Le président de la Commission des droits de l'homme, le député Paulo Pimenta (PT-RS), a été touché par du gaz poivre tiré par la police militaire qui tentait de contenir l'émeute. Pimenta a été servi au service médical de la Casa. En plus de Benedita, d'autres dirigeants ont également occupé les microphones en plénière pour protester et demander à Renan de retirer les manifestants qui campent sur les terrains herbeux à côté du Congrès.

Le président du Sénat a déclaré qu'il parlera au maire, Eduardo Cunha (PMDB-RJ), et qu'il demandera également que la police militaire et fédérale enquête sur l' existence de bombes et d'armes dans ces lieux. Renan s'est plaint que la manifestation sur la pelouse est autorisée par le maire, le député Eduardo Cunha.

- Rester (sur l'herbe devant le Congrès) nécessiterait le consentement des deux présidents. Je ne suis pas d'accord avec cela (le camp), mais même ainsi l'occupation a été faite. Le président du Sénat seul ne peut ni autoriser ni enlever les manifestants. Je vais parler au président Cunha des faits nouveaux. Ma solidarité avec les femmes, pour ma part, je vais demander au Premier ministre et au FP d'enquêter sur l'existence de bombes, d'armes et de prendre des mesures conformément à la loi, a prévenu M. Renan.
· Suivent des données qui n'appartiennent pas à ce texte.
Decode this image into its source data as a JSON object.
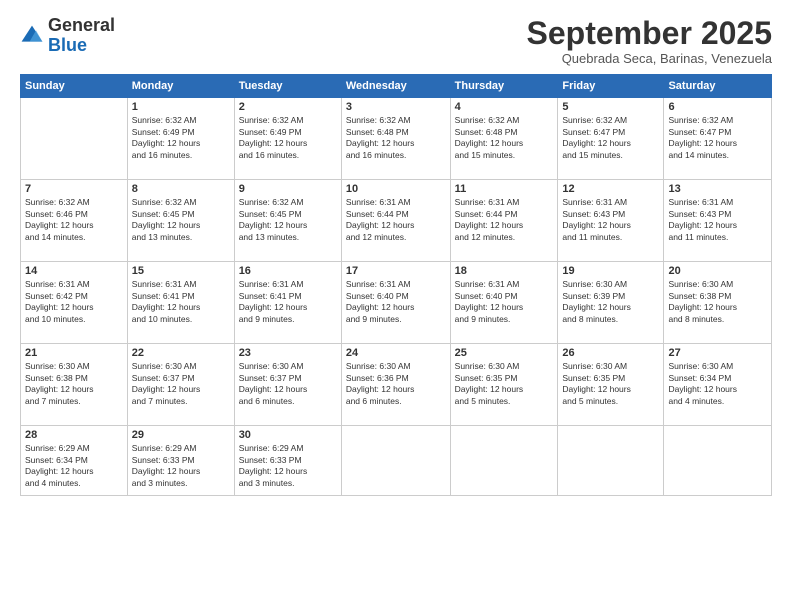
{
  "header": {
    "logo": {
      "line1": "General",
      "line2": "Blue"
    },
    "title": "September 2025",
    "subtitle": "Quebrada Seca, Barinas, Venezuela"
  },
  "days_of_week": [
    "Sunday",
    "Monday",
    "Tuesday",
    "Wednesday",
    "Thursday",
    "Friday",
    "Saturday"
  ],
  "weeks": [
    [
      {
        "day": "",
        "info": ""
      },
      {
        "day": "1",
        "info": "Sunrise: 6:32 AM\nSunset: 6:49 PM\nDaylight: 12 hours\nand 16 minutes."
      },
      {
        "day": "2",
        "info": "Sunrise: 6:32 AM\nSunset: 6:49 PM\nDaylight: 12 hours\nand 16 minutes."
      },
      {
        "day": "3",
        "info": "Sunrise: 6:32 AM\nSunset: 6:48 PM\nDaylight: 12 hours\nand 16 minutes."
      },
      {
        "day": "4",
        "info": "Sunrise: 6:32 AM\nSunset: 6:48 PM\nDaylight: 12 hours\nand 15 minutes."
      },
      {
        "day": "5",
        "info": "Sunrise: 6:32 AM\nSunset: 6:47 PM\nDaylight: 12 hours\nand 15 minutes."
      },
      {
        "day": "6",
        "info": "Sunrise: 6:32 AM\nSunset: 6:47 PM\nDaylight: 12 hours\nand 14 minutes."
      }
    ],
    [
      {
        "day": "7",
        "info": "Sunrise: 6:32 AM\nSunset: 6:46 PM\nDaylight: 12 hours\nand 14 minutes."
      },
      {
        "day": "8",
        "info": "Sunrise: 6:32 AM\nSunset: 6:45 PM\nDaylight: 12 hours\nand 13 minutes."
      },
      {
        "day": "9",
        "info": "Sunrise: 6:32 AM\nSunset: 6:45 PM\nDaylight: 12 hours\nand 13 minutes."
      },
      {
        "day": "10",
        "info": "Sunrise: 6:31 AM\nSunset: 6:44 PM\nDaylight: 12 hours\nand 12 minutes."
      },
      {
        "day": "11",
        "info": "Sunrise: 6:31 AM\nSunset: 6:44 PM\nDaylight: 12 hours\nand 12 minutes."
      },
      {
        "day": "12",
        "info": "Sunrise: 6:31 AM\nSunset: 6:43 PM\nDaylight: 12 hours\nand 11 minutes."
      },
      {
        "day": "13",
        "info": "Sunrise: 6:31 AM\nSunset: 6:43 PM\nDaylight: 12 hours\nand 11 minutes."
      }
    ],
    [
      {
        "day": "14",
        "info": "Sunrise: 6:31 AM\nSunset: 6:42 PM\nDaylight: 12 hours\nand 10 minutes."
      },
      {
        "day": "15",
        "info": "Sunrise: 6:31 AM\nSunset: 6:41 PM\nDaylight: 12 hours\nand 10 minutes."
      },
      {
        "day": "16",
        "info": "Sunrise: 6:31 AM\nSunset: 6:41 PM\nDaylight: 12 hours\nand 9 minutes."
      },
      {
        "day": "17",
        "info": "Sunrise: 6:31 AM\nSunset: 6:40 PM\nDaylight: 12 hours\nand 9 minutes."
      },
      {
        "day": "18",
        "info": "Sunrise: 6:31 AM\nSunset: 6:40 PM\nDaylight: 12 hours\nand 9 minutes."
      },
      {
        "day": "19",
        "info": "Sunrise: 6:30 AM\nSunset: 6:39 PM\nDaylight: 12 hours\nand 8 minutes."
      },
      {
        "day": "20",
        "info": "Sunrise: 6:30 AM\nSunset: 6:38 PM\nDaylight: 12 hours\nand 8 minutes."
      }
    ],
    [
      {
        "day": "21",
        "info": "Sunrise: 6:30 AM\nSunset: 6:38 PM\nDaylight: 12 hours\nand 7 minutes."
      },
      {
        "day": "22",
        "info": "Sunrise: 6:30 AM\nSunset: 6:37 PM\nDaylight: 12 hours\nand 7 minutes."
      },
      {
        "day": "23",
        "info": "Sunrise: 6:30 AM\nSunset: 6:37 PM\nDaylight: 12 hours\nand 6 minutes."
      },
      {
        "day": "24",
        "info": "Sunrise: 6:30 AM\nSunset: 6:36 PM\nDaylight: 12 hours\nand 6 minutes."
      },
      {
        "day": "25",
        "info": "Sunrise: 6:30 AM\nSunset: 6:35 PM\nDaylight: 12 hours\nand 5 minutes."
      },
      {
        "day": "26",
        "info": "Sunrise: 6:30 AM\nSunset: 6:35 PM\nDaylight: 12 hours\nand 5 minutes."
      },
      {
        "day": "27",
        "info": "Sunrise: 6:30 AM\nSunset: 6:34 PM\nDaylight: 12 hours\nand 4 minutes."
      }
    ],
    [
      {
        "day": "28",
        "info": "Sunrise: 6:29 AM\nSunset: 6:34 PM\nDaylight: 12 hours\nand 4 minutes."
      },
      {
        "day": "29",
        "info": "Sunrise: 6:29 AM\nSunset: 6:33 PM\nDaylight: 12 hours\nand 3 minutes."
      },
      {
        "day": "30",
        "info": "Sunrise: 6:29 AM\nSunset: 6:33 PM\nDaylight: 12 hours\nand 3 minutes."
      },
      {
        "day": "",
        "info": ""
      },
      {
        "day": "",
        "info": ""
      },
      {
        "day": "",
        "info": ""
      },
      {
        "day": "",
        "info": ""
      }
    ]
  ]
}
L'adjoint Ivan Valente (PSOL-SP) est en possession de deux capsules de revolvers qui auraient été tirés en rafale dans la confusion de l'après-midi de mercredi sur la pelouse du Congrès national. Il remettra les capsules au président du Sénat Renan Calheiros (PMDB-AL). "Cela finira très mal d'ici si vous n'agissez pas bientôt", a déclaré Valente.

Le député Benedita da Silva, qui était l'un des coordinateurs de la 1ère Marche des Femmes Noires, a déclaré que le groupe - estimé à environ 10 000 femmes - a été surpris par les militants politiques qui campent depuis des semaines sur la pelouse. "Nous avons été empêchés de poursuivre l'acte. Nous avons été surpris par l'agression, avions des tirs et des bombes - a déclaré le député.